The current status quo is on AWS is that node manager can create arbitrary node type/scratch space combinations, but only for those combinations defined in its config file.
From an operational perspective, this really sucks.
In #12793, on AWS, we had a situation where a container requested 389 GiB of scratch space on a 16 core node with 49 GiB of ram. Node manager had a matching node type for cores and ram (m4.4xlarge), but that node type was only defined with 310GB of scratch space in the config file. That number was chosen fairly arbitrarily. I worked around the problem by increasing the scratch space definition for that node type to 512GB.
Obviously, we could have picked higher numbers in the config to start out, but that adds to the running cost of every node of that size - irrespective of how much scratch is requested by the job.
This situation is pretty annoying.
1) It's completely opaque to the user. All they see in the container log is the rather cryptic error message: "Requirements for a single node exceed the available cloud node size". At the very least can we please get error messages that humans can parse? Say, "no node types available with this much scratch space"? Better yet, spit out the table of available node types with ram/cpu/scratch, and add a line for the container so that it is obvious what is going wrong.

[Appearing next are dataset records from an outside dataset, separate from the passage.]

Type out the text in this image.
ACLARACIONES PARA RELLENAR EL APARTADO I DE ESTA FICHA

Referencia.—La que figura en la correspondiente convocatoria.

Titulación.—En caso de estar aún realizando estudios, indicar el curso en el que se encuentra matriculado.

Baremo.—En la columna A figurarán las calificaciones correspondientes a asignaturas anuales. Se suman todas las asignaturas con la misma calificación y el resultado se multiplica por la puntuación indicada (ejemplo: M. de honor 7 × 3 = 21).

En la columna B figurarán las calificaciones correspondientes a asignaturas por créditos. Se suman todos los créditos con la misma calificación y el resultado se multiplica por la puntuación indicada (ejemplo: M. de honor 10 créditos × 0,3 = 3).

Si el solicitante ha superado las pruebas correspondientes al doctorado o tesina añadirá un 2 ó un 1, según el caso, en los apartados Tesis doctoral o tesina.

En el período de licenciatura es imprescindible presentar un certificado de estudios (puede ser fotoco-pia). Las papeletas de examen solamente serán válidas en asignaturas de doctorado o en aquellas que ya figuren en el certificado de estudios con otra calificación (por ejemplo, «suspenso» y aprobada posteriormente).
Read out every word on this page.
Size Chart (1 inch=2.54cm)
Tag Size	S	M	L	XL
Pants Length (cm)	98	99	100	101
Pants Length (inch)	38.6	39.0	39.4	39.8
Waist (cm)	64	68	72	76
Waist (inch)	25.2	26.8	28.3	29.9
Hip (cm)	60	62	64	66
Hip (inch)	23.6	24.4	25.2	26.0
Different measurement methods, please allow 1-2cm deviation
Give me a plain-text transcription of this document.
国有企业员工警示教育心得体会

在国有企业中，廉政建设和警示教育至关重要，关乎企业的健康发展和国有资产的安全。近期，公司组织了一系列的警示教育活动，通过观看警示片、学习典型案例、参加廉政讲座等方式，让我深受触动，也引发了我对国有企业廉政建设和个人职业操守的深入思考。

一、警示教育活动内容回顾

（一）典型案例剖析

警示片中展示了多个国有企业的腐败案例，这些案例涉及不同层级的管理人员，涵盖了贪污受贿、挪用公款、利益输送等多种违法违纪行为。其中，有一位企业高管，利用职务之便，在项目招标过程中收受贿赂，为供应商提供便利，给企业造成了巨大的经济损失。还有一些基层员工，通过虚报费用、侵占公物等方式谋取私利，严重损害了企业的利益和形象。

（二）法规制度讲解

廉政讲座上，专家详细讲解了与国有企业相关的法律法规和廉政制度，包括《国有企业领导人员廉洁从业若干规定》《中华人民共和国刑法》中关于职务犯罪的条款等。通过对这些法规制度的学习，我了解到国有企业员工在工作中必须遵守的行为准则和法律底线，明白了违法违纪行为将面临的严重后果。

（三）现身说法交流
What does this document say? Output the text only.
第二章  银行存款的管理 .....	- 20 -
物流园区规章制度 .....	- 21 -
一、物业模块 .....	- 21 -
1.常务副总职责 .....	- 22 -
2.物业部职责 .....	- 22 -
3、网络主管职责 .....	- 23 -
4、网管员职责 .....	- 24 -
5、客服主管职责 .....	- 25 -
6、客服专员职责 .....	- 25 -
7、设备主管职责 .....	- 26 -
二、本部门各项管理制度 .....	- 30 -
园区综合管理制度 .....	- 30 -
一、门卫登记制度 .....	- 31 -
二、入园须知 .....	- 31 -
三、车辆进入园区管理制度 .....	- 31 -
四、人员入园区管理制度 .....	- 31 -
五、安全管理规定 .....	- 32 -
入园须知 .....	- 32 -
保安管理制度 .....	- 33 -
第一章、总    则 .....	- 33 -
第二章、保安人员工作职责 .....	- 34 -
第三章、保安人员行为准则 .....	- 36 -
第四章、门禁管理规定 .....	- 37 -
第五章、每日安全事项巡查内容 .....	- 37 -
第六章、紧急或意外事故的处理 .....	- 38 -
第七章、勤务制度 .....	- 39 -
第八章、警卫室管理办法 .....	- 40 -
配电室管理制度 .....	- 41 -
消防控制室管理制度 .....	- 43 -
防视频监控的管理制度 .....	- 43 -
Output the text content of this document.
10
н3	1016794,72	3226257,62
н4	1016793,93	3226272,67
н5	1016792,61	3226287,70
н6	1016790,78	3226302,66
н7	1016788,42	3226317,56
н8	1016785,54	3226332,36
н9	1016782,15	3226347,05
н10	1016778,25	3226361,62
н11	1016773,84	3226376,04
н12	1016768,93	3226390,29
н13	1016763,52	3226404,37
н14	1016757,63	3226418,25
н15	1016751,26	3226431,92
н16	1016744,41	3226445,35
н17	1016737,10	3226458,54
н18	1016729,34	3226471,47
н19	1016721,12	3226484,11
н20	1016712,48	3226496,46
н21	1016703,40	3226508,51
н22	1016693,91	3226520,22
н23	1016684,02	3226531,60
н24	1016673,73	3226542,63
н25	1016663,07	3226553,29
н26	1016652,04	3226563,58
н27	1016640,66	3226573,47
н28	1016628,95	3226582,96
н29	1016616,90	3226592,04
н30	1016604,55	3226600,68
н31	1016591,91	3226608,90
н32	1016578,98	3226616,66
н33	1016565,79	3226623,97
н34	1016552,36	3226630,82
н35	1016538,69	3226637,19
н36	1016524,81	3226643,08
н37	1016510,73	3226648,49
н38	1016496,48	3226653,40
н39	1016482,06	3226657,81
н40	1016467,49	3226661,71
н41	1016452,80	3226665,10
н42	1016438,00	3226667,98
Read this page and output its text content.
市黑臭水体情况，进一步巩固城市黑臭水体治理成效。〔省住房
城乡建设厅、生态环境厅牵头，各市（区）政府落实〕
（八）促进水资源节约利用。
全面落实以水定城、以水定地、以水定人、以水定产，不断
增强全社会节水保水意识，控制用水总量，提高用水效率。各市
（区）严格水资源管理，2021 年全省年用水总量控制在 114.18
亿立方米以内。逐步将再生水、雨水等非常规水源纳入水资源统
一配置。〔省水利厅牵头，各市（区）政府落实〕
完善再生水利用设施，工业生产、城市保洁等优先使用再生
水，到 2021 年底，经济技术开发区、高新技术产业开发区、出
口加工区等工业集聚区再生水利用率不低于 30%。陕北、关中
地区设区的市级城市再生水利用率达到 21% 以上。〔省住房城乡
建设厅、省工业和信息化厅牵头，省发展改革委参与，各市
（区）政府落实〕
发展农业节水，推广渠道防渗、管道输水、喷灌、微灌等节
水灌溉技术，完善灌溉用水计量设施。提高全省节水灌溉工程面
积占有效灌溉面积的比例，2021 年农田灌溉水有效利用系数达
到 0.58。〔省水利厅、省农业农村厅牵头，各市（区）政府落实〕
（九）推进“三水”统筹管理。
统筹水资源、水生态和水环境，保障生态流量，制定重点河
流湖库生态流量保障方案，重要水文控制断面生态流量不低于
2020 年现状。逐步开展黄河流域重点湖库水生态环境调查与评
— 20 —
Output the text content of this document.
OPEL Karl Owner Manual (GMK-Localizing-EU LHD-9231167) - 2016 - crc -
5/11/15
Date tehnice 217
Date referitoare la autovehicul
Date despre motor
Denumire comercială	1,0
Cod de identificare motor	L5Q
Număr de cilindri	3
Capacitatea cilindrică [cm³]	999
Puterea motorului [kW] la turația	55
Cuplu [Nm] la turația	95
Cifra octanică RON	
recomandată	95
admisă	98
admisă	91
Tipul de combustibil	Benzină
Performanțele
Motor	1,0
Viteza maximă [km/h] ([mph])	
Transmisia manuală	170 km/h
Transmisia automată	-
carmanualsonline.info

2) But the situation is also pretty unworkable for OPS - how are we supposed to determine the optimal scratch space size definitions for a particular installation? It depends on what workflows need, which means it suddenly becomes highly site specific, and highly specific to the particular load of that particular week...
3) It also adds unnecessary cost to the runtime - by definition, we are overspecifying scratch space for every run on every node. That's wasting money.
I would like scratch space to be handled differently.
Here's one idea.
On GCP and AWS scratch space is effectively a variable that can be set irrespective of the node type. I would like to see it handled that way by our code.
Ideally, an appropriately sized scratch volume (or volume(s)?) is attached to the node when the container is about to start, and removed when the container is done - or when the node shuts down, whichever comes first.
That way the user always gets what they request (up to the cloud limit, obviously!) and the scheduling decision also gets easier since scratch space is basically not a factor in the choice of which node to schedule a job on.